I’ve argued elsewhere that Muller, as a member of the BSCS steering committee, used the platform to try and reverse a slide in public affection for directed evolution (aka eugenics), an idea that had slowly, but progressively through the 1950s, become indefensible as the lessons of Nazism sunk in. Muller was unreconstructed. He disliked the ecological direction biology had taken (see related article), I think because it suggested evolution wasn’t progressive. In fact, the BSCS text he most influenced, the “yellow version,” directed by John A. Moore and Bentley Glass, which directly linked organic evolution and cultural evolution, is probably the most unabashedly progressionist textbook published in the post-eugenics era.
Perhaps too, through the BSCS, Muller saw the chance to cut himself free from De Vries, with whom he had been coupled for thirty five years, probably quite unhappily.
But even if Muller’s influence was minor, and the BSCS authors’ motivations more prosaic, the texts the group developed did whitewash, or at least clean up, the generally messy history of twentieth-century genetics and evolutionary theory.
Endersby wonders, “why historians have hitherto not generally given [mutation theory] the attention it warrants.” Seeing how antievolutionary writers around the time of the Scopes trial appropriated the theory, Endersby speculates that contemporary historians may be reluctant to provide further “ammunition to the enemies of science.” More central to his thesis, however, Endersby suggests that De Vries has been ignored because historians of science remain “fixated on scientists’ ideas and their work.” Since De Vries mutation theory doesn’t fit neatly on the path to the modern synthesis, it’s not much worth noting. Mutant Utopias is fundamentally an argument for expanding historical analysis of the history of scientific ideas to include factors external to the work of specialists.
I certainly won’t argue with that.
However, I do wonder if historians of science have avoided exploring the impact De Vries had on the history of the idea of evolution out of fear of giving aid and comfort to creationists. Coming at the absolute nadir of creationism in the United States, its unlikely scientists in the early 1960s buried De Vries in order to inoculate themselves from the critique of antievolutionary writers.

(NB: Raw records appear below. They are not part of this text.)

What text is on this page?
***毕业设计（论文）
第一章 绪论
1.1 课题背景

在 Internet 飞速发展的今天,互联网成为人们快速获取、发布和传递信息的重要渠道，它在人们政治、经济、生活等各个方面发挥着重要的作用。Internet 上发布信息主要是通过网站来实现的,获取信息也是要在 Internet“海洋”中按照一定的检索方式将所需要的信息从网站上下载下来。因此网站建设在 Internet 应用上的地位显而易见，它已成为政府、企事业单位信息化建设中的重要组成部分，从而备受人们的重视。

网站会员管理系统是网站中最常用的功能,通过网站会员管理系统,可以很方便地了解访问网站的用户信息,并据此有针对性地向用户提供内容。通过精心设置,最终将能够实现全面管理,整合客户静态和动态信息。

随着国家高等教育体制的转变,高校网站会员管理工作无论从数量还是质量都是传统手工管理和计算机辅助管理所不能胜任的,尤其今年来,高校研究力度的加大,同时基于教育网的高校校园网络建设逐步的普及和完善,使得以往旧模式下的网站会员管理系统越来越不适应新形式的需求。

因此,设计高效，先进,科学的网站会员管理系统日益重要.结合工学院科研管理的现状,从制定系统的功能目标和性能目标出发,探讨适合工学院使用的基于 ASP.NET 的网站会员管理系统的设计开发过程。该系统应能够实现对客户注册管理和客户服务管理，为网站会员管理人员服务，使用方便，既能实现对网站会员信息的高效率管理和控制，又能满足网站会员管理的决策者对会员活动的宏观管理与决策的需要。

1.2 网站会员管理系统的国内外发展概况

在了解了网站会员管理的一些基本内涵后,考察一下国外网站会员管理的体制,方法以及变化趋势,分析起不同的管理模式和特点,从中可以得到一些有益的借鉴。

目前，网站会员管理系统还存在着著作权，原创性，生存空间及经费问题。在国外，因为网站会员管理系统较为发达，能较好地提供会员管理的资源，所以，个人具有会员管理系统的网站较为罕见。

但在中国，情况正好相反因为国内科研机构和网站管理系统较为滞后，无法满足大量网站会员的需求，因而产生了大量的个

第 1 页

Even if the intent of the BSCS was to simply open up space – a De Vries-free zone – for the modern synthesis to flourish, Smith’s work shows that the effort was hardly necessary.
I think a more likely reason why De Vries has been ignored is that historians of science have been a little too quick to accept the history of the theory of evolution as told by scientists who developed the “winning theory.” The origin story to which we now too commonly subscribe, the one that does not include Hugo De Vries, was a constriction (much like the synthesis itself was a constriction) in what qualified as a legitimate avenue of inquiry.
It’s a story that was written, not in the 1920s, but in the latter 1950s and early 1960s, at the height of the Cold War, at the transition from brutal eugenics to subtle population management, and, perhaps most importantly, after the last promoters of ideas-that-were-not-the-modern-synthesis were no longer around to complicate things.